On occasions, I can be highly energetic and positive. On other occasions I can be almost non-functional and in the worst of lethargy. I don't consider this to be mood swings. I am reacting to the stimuli which are either exciting or depressing. If I am feeling positive and I begin some interesting work, my energy levels lift and I work longer and faster. If I am feeling negative, everything seems hopeless. This happens more after a period of sleep deprevation. Even a poor night's sleep can leave me in a more positive state.

The worrying thing is that I believe the hopeles feelings even though I know it is a trick of the mind. The same can be true of depression. One day can be as black as it can be.

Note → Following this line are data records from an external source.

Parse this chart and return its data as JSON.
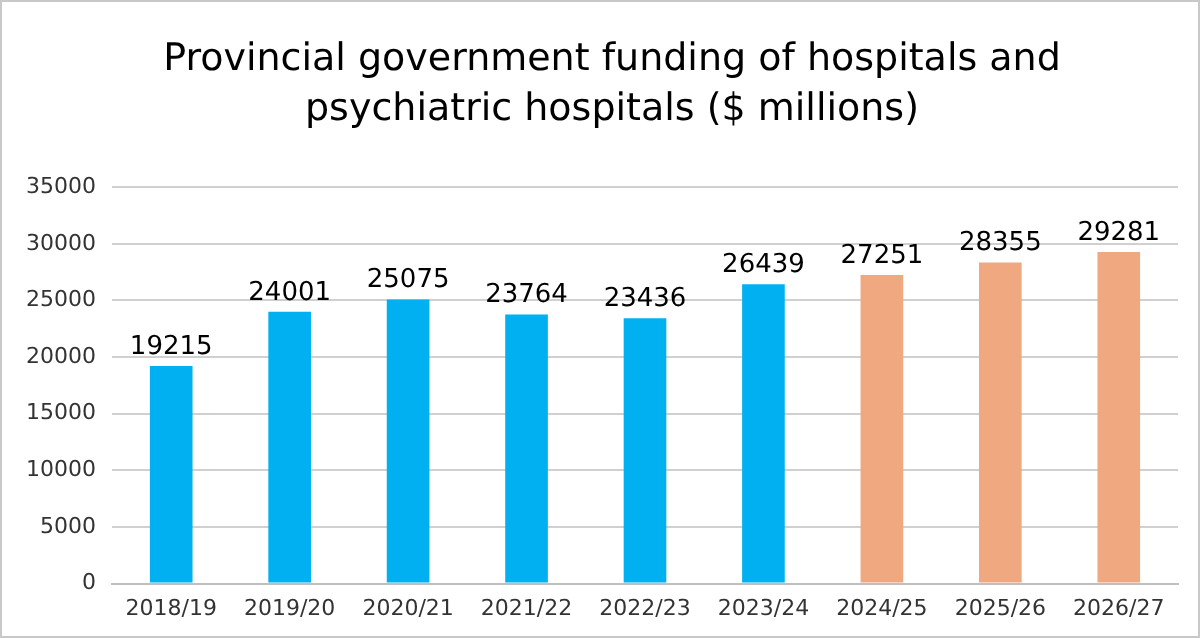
{
  "chart_data": {
    "type": "bar",
    "title": "Provincial government funding of hospitals and psychiatric hospitals ($ millions)",
    "categories": [
      "2018/19",
      "2019/20",
      "2020/21",
      "2021/22",
      "2022/23",
      "2023/24",
      "2024/25",
      "2025/26",
      "2026/27"
    ],
    "values": [
      19215,
      24001,
      25075,
      23764,
      23436,
      26439,
      27251,
      28355,
      29281
    ],
    "colors": [
      "#00b0f0",
      "#00b0f0",
      "#00b0f0",
      "#00b0f0",
      "#00b0f0",
      "#00b0f0",
      "#f0a880",
      "#f0a880",
      "#f0a880"
    ],
    "ylim": [
      0,
      35000
    ],
    "yticks": [
      0,
      5000,
      10000,
      15000,
      20000,
      25000,
      30000,
      35000
    ],
    "grid": "y",
    "data_labels": true,
    "legend": false
  }
}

Next morning, you might wake up wondering why you were depressed.

This came to my mind because of experience yesterday evening. I began to feel excrutiatingly lonely. I had not been in touch with many of my online friends and I still find it hard to reach out to friends. I reached such a miserbale state that I went to bed and pulled the covers over. That's what they call a duvet moment. I truly felt hopeless and miserable. I had four hours sleep and I woke up in a much better frame of mind.

I re-applied myself to getting more Twitter followers. I am hoping it will be one means of promoting my book. I talked to an online friend early in the week. He gave me a simple method of gaining followers. It just required time and application. I certainly had plenty of time on my hands. I followed his formula through this week and I have gained over 500 followers from a start point of 400. I have no idea whether this will help to promote my book, but it is worth a try.

I conclude that my bipolar personality can be good for me. It can equally be destructive and can lead to wallowing in despair. This is particularly difficult because I live alone and I have little contact with living breathing people. I know my online friends do both of these things but it is not quite the same.

I would be interested in anyones thoughts on this subject. Maybe we can find ways to alleviate the worst of the feelings. There must be a better solution than diving under the duvet.